Thursday, October 28, 2010

Introverts in the Church - 3


“Living as an introvert in a society and a church that exalts extroversion takes its toll, and shame cuts deep into introverted psyches that are bent toward self-examination.”

This chapter is all about healing. And there can’t be healing without inflicted wounds. McHugh spends the first portion of the chapter dealing with the reality that many who are naturally introverted have felt put off or belittled by others in one form or another. In fact, he states that 49 out of the 50 introverts he interviewed for the book had felt ‘maligned’ for their introversion in one form or another.

One particularly striking statement McHugh says that ‘While extroverts commonly feel loneliness when others are absent, introverts can feel most lonely when others are present, because ours is the aching loneliness of not being known or understood.’ McHugh gives example after example of introverts being wounded by those who misunderstand them: An introverted daughter being pushed by an extroverted mother to become more normal; An extroverted school teacher absolutely destroying an introverted student because he couldn’t answer questions quickly enough for her...

I’ve been wounded in the past as well. I remember my second grade teacher was not very understanding of this. I remember being a little slower to learn/process things in those grades… and I remember that I worked slower than other kids… and I don’t remember it to be because of laziness. Maybe it was because I was trying to be careful to be right… but I worked slower. I remember this teacher forcing me to stay in and finish work during recess. I also remember one day walking into class to see my desk overturned in the middle of the room with all of my stuff in one big pile and she insisted that I needed to find a worksheet that I had not turned in. It was humiliating and frustrating.

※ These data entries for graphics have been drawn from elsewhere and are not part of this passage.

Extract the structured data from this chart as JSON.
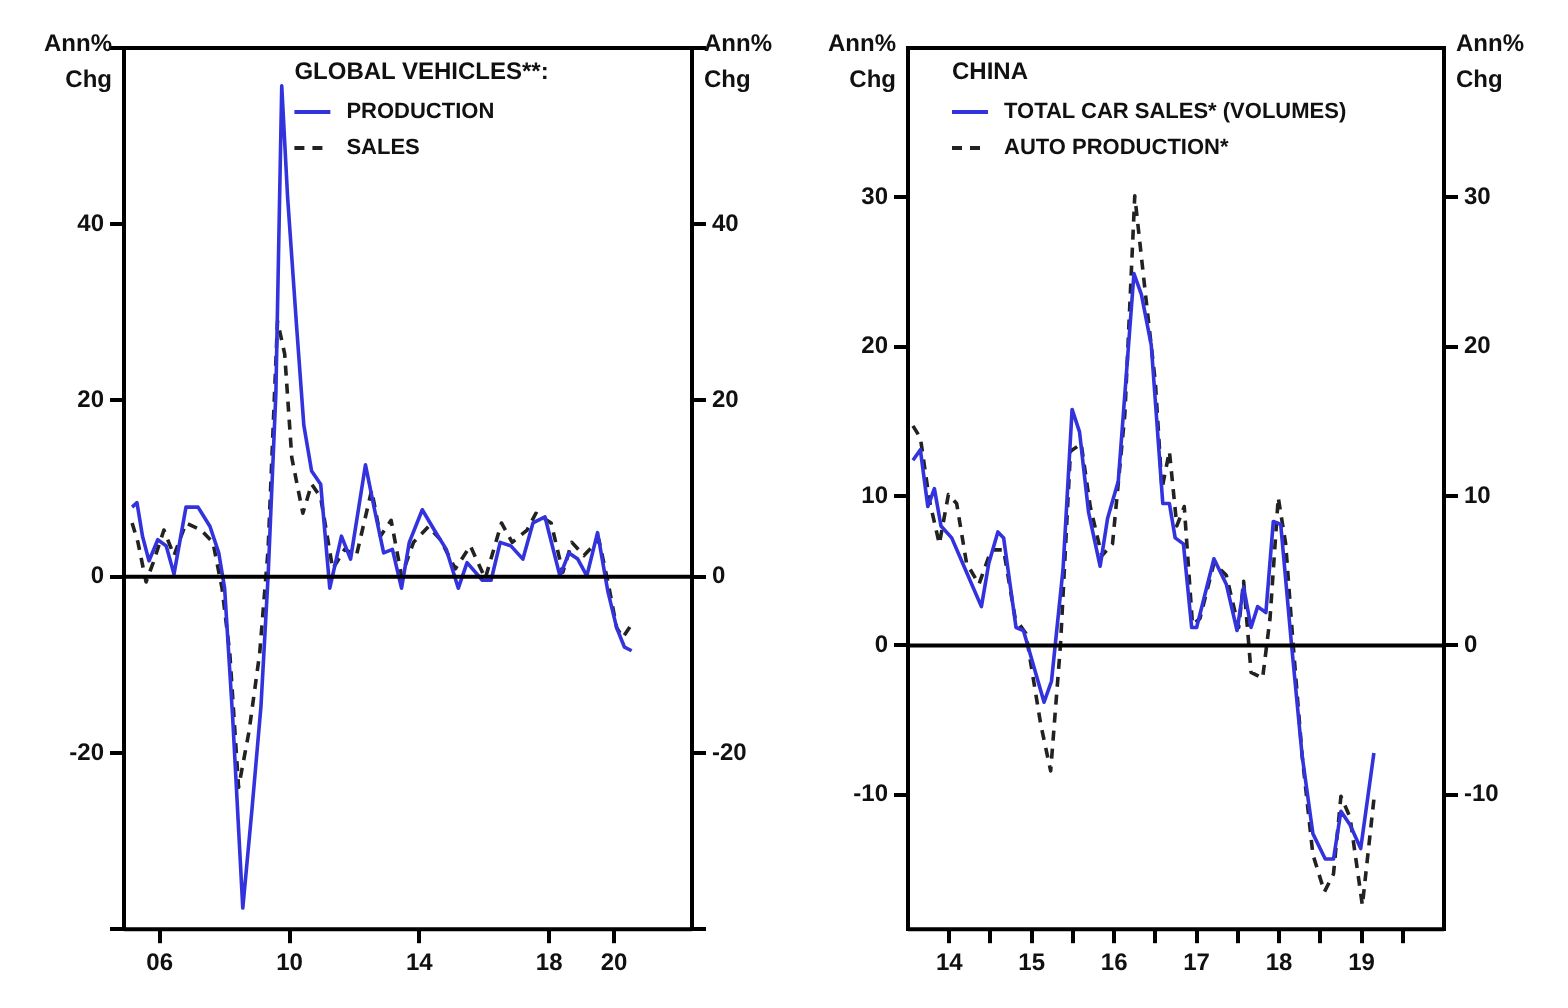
{
  "chart_data": [
    {
      "type": "line",
      "legend_title": "GLOBAL VEHICLES**:",
      "ylabel": "Ann%\nChg",
      "y2label": "Ann%\nChg",
      "legend": "top",
      "xlim": [
        2004.9,
        2022.4
      ],
      "xticks": [
        {
          "value": 2006,
          "label": "06"
        },
        {
          "value": 2010,
          "label": "10"
        },
        {
          "value": 2014,
          "label": "14"
        },
        {
          "value": 2018,
          "label": "18"
        },
        {
          "value": 2020,
          "label": "20"
        }
      ],
      "ylim": [
        -40,
        60
      ],
      "yticks": [
        {
          "value": -40,
          "label": null
        },
        -20,
        0,
        20,
        40,
        {
          "value": 60,
          "label": null
        }
      ],
      "y2lim": [
        -40,
        60
      ],
      "y2ticks": [
        {
          "value": -40,
          "label": null
        },
        -20,
        0,
        20,
        40,
        {
          "value": 60,
          "label": null
        }
      ],
      "ref_lines": [
        {
          "axis": "y",
          "value": 0,
          "color": "#000000"
        }
      ],
      "series": [
        {
          "name": "PRODUCTION",
          "color": "#3333dd",
          "line_style": "solid",
          "x": [
            2005.15,
            2005.3,
            2005.47,
            2005.67,
            2005.94,
            2006.2,
            2006.44,
            2006.81,
            2007.18,
            2007.55,
            2007.82,
            2008.0,
            2008.25,
            2008.56,
            2008.84,
            2009.12,
            2009.34,
            2009.58,
            2009.76,
            2009.94,
            2010.22,
            2010.44,
            2010.68,
            2010.96,
            2011.24,
            2011.6,
            2011.88,
            2012.34,
            2012.62,
            2012.9,
            2013.17,
            2013.45,
            2013.69,
            2014.09,
            2014.46,
            2014.83,
            2015.2,
            2015.47,
            2015.94,
            2016.21,
            2016.49,
            2016.82,
            2017.19,
            2017.5,
            2017.87,
            2018.33,
            2018.61,
            2018.88,
            2019.16,
            2019.49,
            2019.81,
            2020.08,
            2020.32,
            2020.54
          ],
          "values": [
            7.9,
            8.4,
            4.6,
            1.8,
            4.2,
            3.5,
            0.3,
            7.9,
            7.9,
            5.7,
            2.7,
            -1.3,
            -16.1,
            -37.6,
            -26.5,
            -14.7,
            0.1,
            20.9,
            55.7,
            43.1,
            28.3,
            17.2,
            12,
            10.5,
            -1.3,
            4.6,
            2,
            12.7,
            7.6,
            2.7,
            3.1,
            -1.3,
            3.9,
            7.6,
            5.3,
            3.1,
            -1.3,
            1.6,
            -0.4,
            -0.4,
            3.9,
            3.5,
            2,
            6.1,
            6.8,
            0.1,
            2.7,
            2,
            0.1,
            5,
            -1.7,
            -5.8,
            -8,
            -8.4
          ]
        },
        {
          "name": "SALES",
          "color": "#222222",
          "line_style": "dashed",
          "x": [
            2005.15,
            2005.33,
            2005.58,
            2005.8,
            2006.13,
            2006.44,
            2006.81,
            2007.27,
            2007.64,
            2007.92,
            2008.16,
            2008.43,
            2008.75,
            2009.08,
            2009.34,
            2009.63,
            2009.85,
            2010.07,
            2010.41,
            2010.68,
            2010.96,
            2011.33,
            2011.7,
            2012.06,
            2012.53,
            2012.8,
            2013.13,
            2013.45,
            2013.82,
            2014.28,
            2014.65,
            2015.11,
            2015.57,
            2016.03,
            2016.53,
            2016.86,
            2017.32,
            2017.59,
            2018.06,
            2018.42,
            2018.7,
            2019.07,
            2019.53,
            2019.81,
            2020.08,
            2020.27,
            2020.54
          ],
          "values": [
            6.1,
            3.9,
            -0.6,
            1.6,
            5.3,
            2.4,
            6.1,
            5.3,
            3.9,
            -1.3,
            -8.7,
            -23.9,
            -17.6,
            -8.7,
            3.1,
            29,
            25.3,
            13.5,
            7.2,
            10.5,
            9,
            0.9,
            3.1,
            2.4,
            9.8,
            4.6,
            6.4,
            0.1,
            3.9,
            5.7,
            4.2,
            0.9,
            3.5,
            -0.2,
            6.1,
            3.9,
            5.3,
            7.2,
            6.1,
            0.5,
            3.9,
            2.4,
            4.2,
            -0.6,
            -5.8,
            -6.9,
            -5.4
          ]
        }
      ]
    },
    {
      "type": "line",
      "legend_title": "CHINA",
      "ylabel": "Ann%\nChg",
      "y2label": "Ann%\nChg",
      "legend": "top left",
      "xlim": [
        2013.5,
        2020
      ],
      "xticks": [
        {
          "value": 2014,
          "label": "14"
        },
        {
          "value": 2014.5,
          "label": null
        },
        {
          "value": 2015,
          "label": "15"
        },
        {
          "value": 2015.5,
          "label": null
        },
        {
          "value": 2016,
          "label": "16"
        },
        {
          "value": 2016.5,
          "label": null
        },
        {
          "value": 2017,
          "label": "17"
        },
        {
          "value": 2017.5,
          "label": null
        },
        {
          "value": 2018,
          "label": "18"
        },
        {
          "value": 2018.5,
          "label": null
        },
        {
          "value": 2019,
          "label": "19"
        },
        {
          "value": 2019.5,
          "label": null
        }
      ],
      "ylim": [
        -19,
        40
      ],
      "yticks": [
        -10,
        0,
        10,
        20,
        30
      ],
      "y2lim": [
        -19,
        40
      ],
      "y2ticks": [
        -10,
        0,
        10,
        20,
        30
      ],
      "ref_lines": [
        {
          "axis": "y",
          "value": 0,
          "color": "#000000"
        }
      ],
      "series": [
        {
          "name": "TOTAL CAR SALES* (VOLUMES)",
          "color": "#3333dd",
          "line_style": "solid",
          "x": [
            2013.56,
            2013.65,
            2013.74,
            2013.82,
            2013.9,
            2014.03,
            2014.21,
            2014.39,
            2014.48,
            2014.59,
            2014.66,
            2014.81,
            2014.9,
            2015.15,
            2015.24,
            2015.38,
            2015.49,
            2015.58,
            2015.69,
            2015.83,
            2015.92,
            2016.05,
            2016.24,
            2016.33,
            2016.45,
            2016.59,
            2016.67,
            2016.74,
            2016.84,
            2016.94,
            2017.0,
            2017.21,
            2017.36,
            2017.49,
            2017.57,
            2017.66,
            2017.74,
            2017.84,
            2017.93,
            2018.02,
            2018.15,
            2018.28,
            2018.41,
            2018.56,
            2018.66,
            2018.75,
            2018.86,
            2018.99,
            2019.15
          ],
          "values": [
            12.4,
            13.1,
            9.3,
            10.5,
            8,
            7.2,
            4.9,
            2.6,
            5.5,
            7.6,
            7.2,
            1.2,
            1,
            -3.8,
            -2.4,
            5.1,
            15.8,
            14.3,
            8.9,
            5.3,
            8.5,
            11,
            24.9,
            23.5,
            20.1,
            9.5,
            9.5,
            7.2,
            6.8,
            1.2,
            1.2,
            5.8,
            4.1,
            1,
            3.9,
            1.2,
            2.6,
            2.2,
            8.3,
            8.1,
            0.1,
            -7.4,
            -12.6,
            -14.3,
            -14.3,
            -11.1,
            -12,
            -13.6,
            -7.2
          ]
        },
        {
          "name": "AUTO PRODUCTION*",
          "color": "#222222",
          "line_style": "dashed",
          "x": [
            2013.56,
            2013.65,
            2013.76,
            2013.88,
            2013.99,
            2014.09,
            2014.21,
            2014.36,
            2014.51,
            2014.66,
            2014.8,
            2014.93,
            2015.11,
            2015.23,
            2015.35,
            2015.47,
            2015.6,
            2015.71,
            2015.85,
            2015.98,
            2016.13,
            2016.25,
            2016.39,
            2016.5,
            2016.58,
            2016.67,
            2016.76,
            2016.85,
            2016.95,
            2017.04,
            2017.21,
            2017.36,
            2017.51,
            2017.57,
            2017.66,
            2017.8,
            2017.89,
            2017.99,
            2018.08,
            2018.17,
            2018.28,
            2018.41,
            2018.55,
            2018.66,
            2018.75,
            2018.86,
            2019.01,
            2019.15
          ],
          "values": [
            14.7,
            13.9,
            9.7,
            6.8,
            10.1,
            9.5,
            5.5,
            4.1,
            6.4,
            6.4,
            1.8,
            0.8,
            -5.3,
            -8.4,
            0.1,
            13,
            13.5,
            9.3,
            6,
            6.8,
            15.5,
            30.1,
            23,
            17.6,
            10.5,
            13,
            8,
            9.3,
            1.4,
            1.8,
            5.5,
            4.7,
            1.2,
            4.3,
            -1.8,
            -2.2,
            1.8,
            9.9,
            6.8,
            0.1,
            -7.4,
            -14,
            -16.5,
            -15.3,
            -10.1,
            -11.5,
            -17.4,
            -10.3
          ]
        }
      ]
    }
  ]
}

McHugh says something important in response to these examples: ‘Finding healing as an introvert will not entail freedom from these characteristics. Healing for us will involve a new way of interpreting our natural personality traits.’ In other words… find out and embrace who you are… and don’t let other’s define who you should or should not be. However, he cautions that we are careful to diagnose introverted patterns wisely. There are some things we do that go too far… there are times when we retreat too much from others… and it actually develops into more unhealthy patterns.

McHugh suggests that while introverts may find some healing by a ‘journey inward’ toward accepting who we are and how we tick… he believes (and I agree) that we won’t find total healing until “we respond to and welcome the indwelling presence of the Creator God who ‘formed my inward parts.’” The great irony for Christian introverts is that ‘our ultimate identity is never found in aloneness, but it is found in relationship to another.’ So in the midst of our introversion… we belong to, should be shaped by, and hopefully can find healing in the midst of a greater community.

While this is not my favorite chapter in the book, I suspect that it can be very powerful to those who approach the book with deep wounds in their past from people who were ignorant to the particular nuances, needs and gifts of a introverted person.